Arnold remembers one of Hiddink’s greatest skills was his unique reactions to the ups and downs of football and the way he handled pressure.
“He was opposite to the occasion. When you lost, he was happy and when you won he was angry. When there was a big pressure game, he seemed more relaxed and when it was an easy game he was more intense,” Arnold remembers.
“Before the Uruguay game [in 2005, to qualify for the 2006 World Cup], I woke up in the morning and because I'm Australian and we hadn't qualified for 32 years I was a bundle of nerves.
“But he just seemed so relaxed. I asked if he was nervous and he said of course he was but what you saw on the outside wasn't what he felt on the inside.
“I could write a book about him and the way he was and how he got the best out of Harry Kewell, Tim Cahill and Mark Viduka.
“What I learned from him in eight or nine months he was in the job, it would have taken me ten years to learn.”
A few years earlier, Arnold also had the chance to spend a week at Old Trafford, observing the habits of legendary Manchester United boss Sir Alex Ferguson.

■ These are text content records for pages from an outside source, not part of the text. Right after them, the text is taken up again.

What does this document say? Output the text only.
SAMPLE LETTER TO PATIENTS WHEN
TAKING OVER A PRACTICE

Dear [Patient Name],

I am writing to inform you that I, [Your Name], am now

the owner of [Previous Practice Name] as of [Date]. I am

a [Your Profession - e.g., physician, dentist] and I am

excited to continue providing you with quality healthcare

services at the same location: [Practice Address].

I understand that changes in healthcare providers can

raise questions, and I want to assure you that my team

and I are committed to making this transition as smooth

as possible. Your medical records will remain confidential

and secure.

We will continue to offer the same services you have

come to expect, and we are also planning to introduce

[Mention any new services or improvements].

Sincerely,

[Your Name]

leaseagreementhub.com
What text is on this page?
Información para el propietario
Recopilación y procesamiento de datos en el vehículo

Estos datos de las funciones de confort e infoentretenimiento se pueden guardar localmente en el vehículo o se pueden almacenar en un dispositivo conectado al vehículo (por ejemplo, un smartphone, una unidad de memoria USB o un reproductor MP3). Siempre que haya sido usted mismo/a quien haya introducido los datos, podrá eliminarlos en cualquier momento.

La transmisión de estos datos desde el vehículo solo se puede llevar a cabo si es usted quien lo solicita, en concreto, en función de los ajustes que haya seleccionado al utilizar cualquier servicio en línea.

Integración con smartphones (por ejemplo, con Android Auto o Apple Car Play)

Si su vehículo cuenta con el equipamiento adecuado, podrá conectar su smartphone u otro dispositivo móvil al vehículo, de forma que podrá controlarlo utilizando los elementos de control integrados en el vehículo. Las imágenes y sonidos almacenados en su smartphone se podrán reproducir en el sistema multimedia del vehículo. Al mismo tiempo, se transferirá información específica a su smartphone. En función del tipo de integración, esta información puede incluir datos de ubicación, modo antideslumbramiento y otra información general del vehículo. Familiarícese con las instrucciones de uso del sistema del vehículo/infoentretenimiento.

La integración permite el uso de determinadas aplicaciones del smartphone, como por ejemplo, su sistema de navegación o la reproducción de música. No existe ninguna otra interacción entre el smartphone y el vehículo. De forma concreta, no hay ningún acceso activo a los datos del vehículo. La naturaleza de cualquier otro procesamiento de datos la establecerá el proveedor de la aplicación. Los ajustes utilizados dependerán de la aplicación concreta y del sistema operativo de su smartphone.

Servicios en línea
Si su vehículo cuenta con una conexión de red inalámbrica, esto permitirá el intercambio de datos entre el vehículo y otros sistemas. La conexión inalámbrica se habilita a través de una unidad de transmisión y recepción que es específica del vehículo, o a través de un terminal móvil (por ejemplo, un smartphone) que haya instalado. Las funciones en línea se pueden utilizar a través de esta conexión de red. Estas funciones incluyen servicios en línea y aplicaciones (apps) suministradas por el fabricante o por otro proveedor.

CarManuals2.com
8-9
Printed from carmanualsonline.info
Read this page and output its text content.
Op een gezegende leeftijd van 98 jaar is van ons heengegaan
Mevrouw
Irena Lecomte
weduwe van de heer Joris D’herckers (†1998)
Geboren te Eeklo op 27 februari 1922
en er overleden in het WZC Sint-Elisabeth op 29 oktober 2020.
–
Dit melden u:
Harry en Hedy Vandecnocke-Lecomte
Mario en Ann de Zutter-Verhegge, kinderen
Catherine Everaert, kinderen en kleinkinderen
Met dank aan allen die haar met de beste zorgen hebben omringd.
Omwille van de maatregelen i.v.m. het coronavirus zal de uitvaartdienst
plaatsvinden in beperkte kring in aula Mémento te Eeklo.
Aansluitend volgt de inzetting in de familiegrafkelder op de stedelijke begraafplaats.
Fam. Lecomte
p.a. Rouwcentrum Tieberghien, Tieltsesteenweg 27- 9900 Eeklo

The opportunity was arranged by former Socceroos coach Eddie Thomson who had become a close friend of Ferguson's at Aberdeen in Scotland.
The record-breaking Sky Blues coach was blown away by the experience and confirms the stories about Ferguson's famous affection for everyone at the club.
“What you read is 100% true,” said Arnold.
“Sir Alex treated the laundry woman like he treated Eric Cantona and Ryan Giggs – he knew everyone. But if there's one thing I took away, it was how hard he worked.
“He was there at 6.30 in the morning and he'd be the last one to leave the place every day. He had so much attention to detail and Guus was like that too.
“I like to think I'm like that now – the preparation and attention to detail is the key. They both taught me so much.”